FACTS

FACTS on ASSISTED SUICIDE

  • Terminal prognosis are often wrong. Individuals outlive their diagnoses by months and even years. Assisted suicide legislation leads people to give up on treatment and lose good years of their lives.

  • Assisted suicide legalization has failed more times than it has succeeded. There have been over 140 legalization attempts in the past 20 years, yet only 5 states (and Washington D.C.) have actually legalized it through legislative or voter action.

  • The witness to a prescription request could be someone who would inherit from the patient. Once the prescription is written, a relative or abusive caregiver can pick it up and give it to the patient in food or drink. Since no witness is required at the time of death, who would know if the patient consented?

  • If assisted suicide is made legal, it quickly becomes just another form of treatment and as such, will always be the cheapest option. This is troublesome in a cost-conscious healthcare environment. Oregonian Barbara Wagner was denied coverage of her cancer treatment but received a letter from the Oregon Health Plan that stated the plan would cover assisted suicide. Another Oregon resident, Randy Stroup, received an identical letter, telling him that the Oregon Health Plan would cover the cost of his assisted suicide, but would not pay for medical treatment for his prostate cancer.

  • Assisted suicide poses a threat to those living with disabilities or who are in vulnerable circumstances. When assisted suicide becomes an option, pressure can be placed on these individuals to take that option.

  • The mental heath and other safeguards in Oregon and Washington have proven to be hollow as they are easily circumvented. Patients are not required to receive a lethal prescription from their attending physician and can “doctor-shop”.

  • Nothing in the Oregon or Washington style laws can protect from explicit or implicit family pressures to commit suicide or personal fears of “being a burden.” There is also no requirement that a doctor evaluate family pressures the patient may be under.

  • Oregon’s data on assisted suicide is flawed, incomplete and tells us very little. The state does not investigate cases of abuse, and has admitted, “We cannot determine whether physician assisted suicide is being practiced outside the framework of the Death with Dignity Act.” The state has also acknowledged destroying the underlying data after each annual report.1

  • Prescription requests from terminally ill individuals for suicide drugs are often based on fear and depression. Most cases of depression among terminally ill people can be successfully treated. Yet primary care physicians are generally not experts in diagnosing depression. Nothing in the Oregon or Washington assisted suicide laws compel doctors to refer patients for evaluation by a psychologist or psychiatrist to screen for depression or mental illness.

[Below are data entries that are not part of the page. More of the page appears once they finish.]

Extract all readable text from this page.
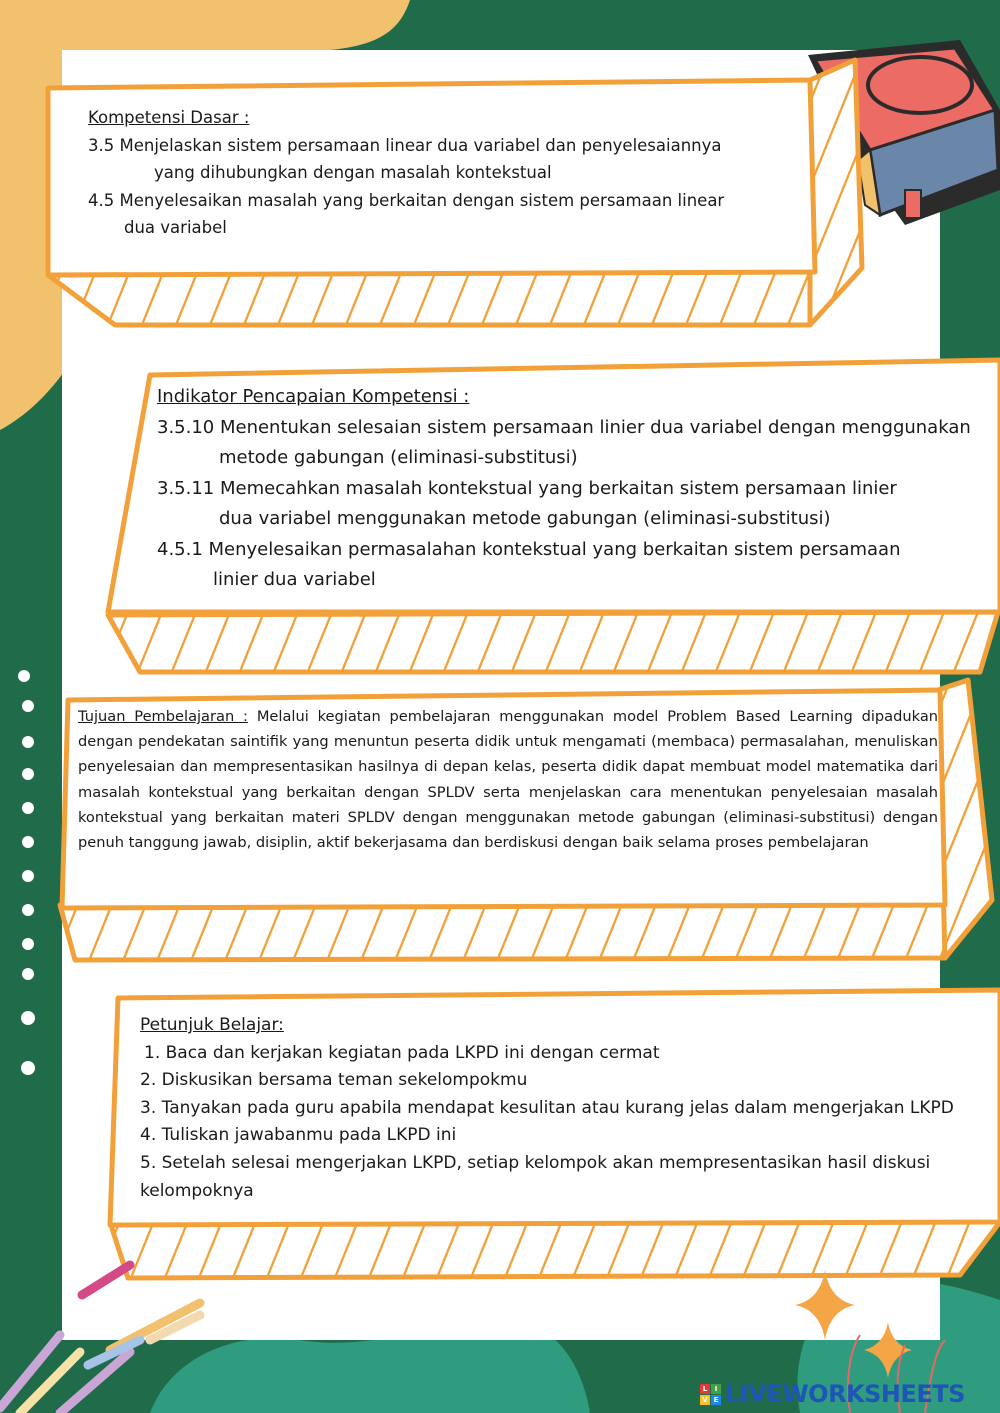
Kompetensi Dasar :

3.5 Menjelaskan sistem persamaan linear dua variabel dan penyelesaiannya

yang dihubungkan dengan masalah kontekstual

4.5 Menyelesaikan masalah yang berkaitan dengan sistem persamaan linear

dua variabel

Indikator Pencapaian Kompetensi :

3.5.10 Menentukan selesaian sistem persamaan linier dua variabel dengan menggunakan

metode gabungan (eliminasi-substitusi)

3.5.11 Memecahkan masalah kontekstual yang berkaitan sistem persamaan linier

dua variabel menggunakan metode gabungan (eliminasi-substitusi)

4.5.1 Menyelesaikan permasalahan kontekstual yang berkaitan sistem persamaan

linier dua variabel

Tujuan Pembelajaran : Melalui kegiatan pembelajaran menggunakan model Problem Based Learning dipadukan dengan pendekatan saintifik yang menuntun peserta didik untuk mengamati (membaca) permasalahan, menuliskan penyelesaian dan mempresentasikan hasilnya di depan kelas, peserta didik dapat membuat model matematika dari masalah kontekstual yang berkaitan dengan SPLDV serta menjelaskan cara menentukan penyelesaian masalah kontekstual yang berkaitan materi SPLDV dengan menggunakan metode gabungan (eliminasi-substitusi) dengan penuh tanggung jawab, disiplin, aktif bekerjasama dan berdiskusi dengan baik selama proses pembelajaran

Petunjuk Belajar:

1. Baca dan kerjakan kegiatan pada LKPD ini dengan cermat

2. Diskusikan bersama teman sekelompokmu

3. Tanyakan pada guru apabila mendapat kesulitan atau kurang jelas dalam mengerjakan LKPD

4. Tuliskan jawabanmu pada LKPD ini

5. Setelah selesai mengerjakan LKPD, setiap kelompok akan mempresentasikan hasil diskusi

kelompoknya

L	I
V E LIVEWORKSHEETS
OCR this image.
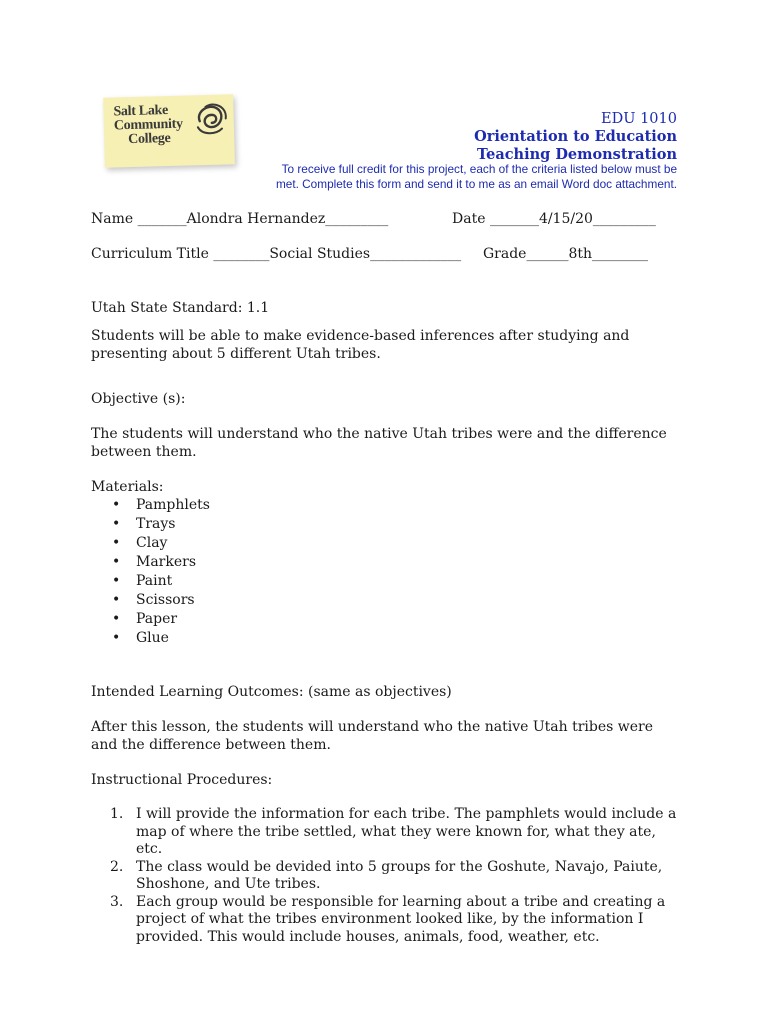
Salt Lake
Community
College
EDU 1010
Orientation to Education
Teaching Demonstration
To receive full credit for this project, each of the criteria listed below must be
met. Complete this form and send it to me as an email Word doc attachment.
Name _______Alondra Hernandez_________	Date _______4/15/20_________
Curriculum Title ________Social Studies_____________ Grade______8th________
Utah State Standard: 1.1
Students will be able to make evidence-based inferences after studying and presenting about 5 different Utah tribes.
Objective (s):
The students will understand who the native Utah tribes were and the difference between them.
Materials:
• Pamphlets
• Trays
• Clay
• Markers
• Paint
• Scissors
• Paper
• Glue
Intended Learning Outcomes: (same as objectives)
After this lesson, the students will understand who the native Utah tribes were and the difference between them.
Instructional Procedures:
1. I will provide the information for each tribe. The pamphlets would include a map of where the tribe settled, what they were known for, what they ate, etc.
2. The class would be devided into 5 groups for the Goshute, Navajo, Paiute, Shoshone, and Ute tribes.
3. Each group would be responsible for learning about a tribe and creating a project of what the tribes environment looked like, by the information I provided. This would include houses, animals, food, weather, etc.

  • Under Oregon and Washington law, there is nothing to compel doctors to encourage a patient to notify family members as a support system to aid in the process or even be present.

  • Countries such as the Netherlands, where assisted suicide has been legal for decades, show that assisted suicide cannot be contained or limited to the terminally ill. (See Dr. Herbert Hendon commentary, click here)

  • Barbiturates do not assure a peaceful death. Barbiturates are the most common substances used for assisted suicide in Oregon and Washington. Overdoses of barbiturates are known to cause distress and have associated issues:

    • Extreme gasping and muscle spasms
    • While losing consciousness, a person can vomit and then inhale the vomit
    • Panic, feelings of terror and assaultive behavior from the drug-induced confusion
    • Failure of drugs to induce unconsciousness
    • A number of days elapsing before death occurs or death does not occur

Dr. Katrina Hedberg, 9 December 2004, House of Lords, Select Committee on the Assisted Dying for the Terminally Ill Bill, Assisted Dying for the Terminally Ill Bill [HL], Volume II: Evidence, (London: The Stationery Office Ltd., 2005), 262.)